See Wendt v. Host Int’l,
Inc., 125 F.3d 806, 814 (9th Cir. 1997).
The court has
discretion under the Federal Rules of Civil Procedure to issue
alternative penalties such as monetary sanctions and to provide
sufficient time to Plaintiff to prevent any resulting prejudice.
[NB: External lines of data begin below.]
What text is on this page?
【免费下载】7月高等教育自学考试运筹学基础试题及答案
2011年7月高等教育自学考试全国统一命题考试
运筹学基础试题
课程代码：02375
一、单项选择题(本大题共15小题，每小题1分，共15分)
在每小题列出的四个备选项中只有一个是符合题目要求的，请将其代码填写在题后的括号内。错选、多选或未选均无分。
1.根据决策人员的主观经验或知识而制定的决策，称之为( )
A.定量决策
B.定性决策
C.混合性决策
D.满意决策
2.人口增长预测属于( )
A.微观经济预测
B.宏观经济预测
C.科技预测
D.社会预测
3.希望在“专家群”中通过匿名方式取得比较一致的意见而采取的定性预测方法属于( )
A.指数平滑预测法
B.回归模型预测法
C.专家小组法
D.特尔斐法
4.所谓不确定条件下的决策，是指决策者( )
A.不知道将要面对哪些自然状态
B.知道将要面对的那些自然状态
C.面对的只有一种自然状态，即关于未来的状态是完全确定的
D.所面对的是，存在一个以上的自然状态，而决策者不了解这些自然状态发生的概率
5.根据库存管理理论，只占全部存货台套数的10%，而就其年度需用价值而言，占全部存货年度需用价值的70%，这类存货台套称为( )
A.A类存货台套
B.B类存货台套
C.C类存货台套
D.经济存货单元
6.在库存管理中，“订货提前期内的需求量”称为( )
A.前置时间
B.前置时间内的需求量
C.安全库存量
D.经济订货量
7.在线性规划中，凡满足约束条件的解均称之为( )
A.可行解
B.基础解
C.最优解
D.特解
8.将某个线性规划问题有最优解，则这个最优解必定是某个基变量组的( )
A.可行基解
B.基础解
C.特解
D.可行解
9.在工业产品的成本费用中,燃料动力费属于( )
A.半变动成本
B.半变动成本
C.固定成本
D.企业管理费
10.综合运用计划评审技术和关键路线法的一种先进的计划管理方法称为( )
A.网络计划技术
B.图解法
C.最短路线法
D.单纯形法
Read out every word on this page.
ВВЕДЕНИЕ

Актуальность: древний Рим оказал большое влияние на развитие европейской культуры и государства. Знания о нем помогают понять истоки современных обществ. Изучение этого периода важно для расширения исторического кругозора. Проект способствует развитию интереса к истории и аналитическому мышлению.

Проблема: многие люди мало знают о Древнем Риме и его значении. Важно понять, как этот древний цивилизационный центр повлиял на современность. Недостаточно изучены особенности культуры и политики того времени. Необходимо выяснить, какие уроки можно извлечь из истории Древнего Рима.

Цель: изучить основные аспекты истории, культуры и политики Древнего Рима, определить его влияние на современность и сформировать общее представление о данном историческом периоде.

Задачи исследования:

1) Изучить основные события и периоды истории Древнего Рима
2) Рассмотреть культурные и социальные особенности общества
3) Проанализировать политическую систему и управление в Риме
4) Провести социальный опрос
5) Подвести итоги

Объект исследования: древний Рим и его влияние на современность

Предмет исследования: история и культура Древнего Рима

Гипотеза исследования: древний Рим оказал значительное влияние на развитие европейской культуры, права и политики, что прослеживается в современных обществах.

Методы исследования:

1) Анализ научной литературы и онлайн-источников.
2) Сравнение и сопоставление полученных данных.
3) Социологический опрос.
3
Id; see also AZ Holding, L.L.C. v. Frederick et al., No. CV-080276-PHX-LOA, 2009 WL 2432745 (D. Ariz. 2009).
CONCLUSION
For the foregoing reasons, the Court AFFIRMS the
magistrate judge’s Order Granting Defendant Fireman’s Fund
Insurance Company’s Motion to Amend Rule 16 Scheduling Order (ECF
Nos. 69 & 76) except for the portions referring to the expert
witness disclosure deadlines, which the Court REMANDS to the
magistrate judge to be addressed according to the principles set
forth in this order.
IT IS SO ORDERED.
DATED:
Honolulu, Hawai#i, May 16, 2013.
________________________________
Alan C. Kay
Sr. United States District Judge
Ass’n of Apartment Owners of Imperial Plaza v. Fireman’s Fund Ins. Co., Civ.
No. 11-00758 ACK-KSC: ORDER AFFIRMING IN PART AND REVERSING AND REMANDING IN
PART THE MAGISTRATE JUDGE’S ORDER AMENDING THE RULE 16 SCHEDULING ORDER.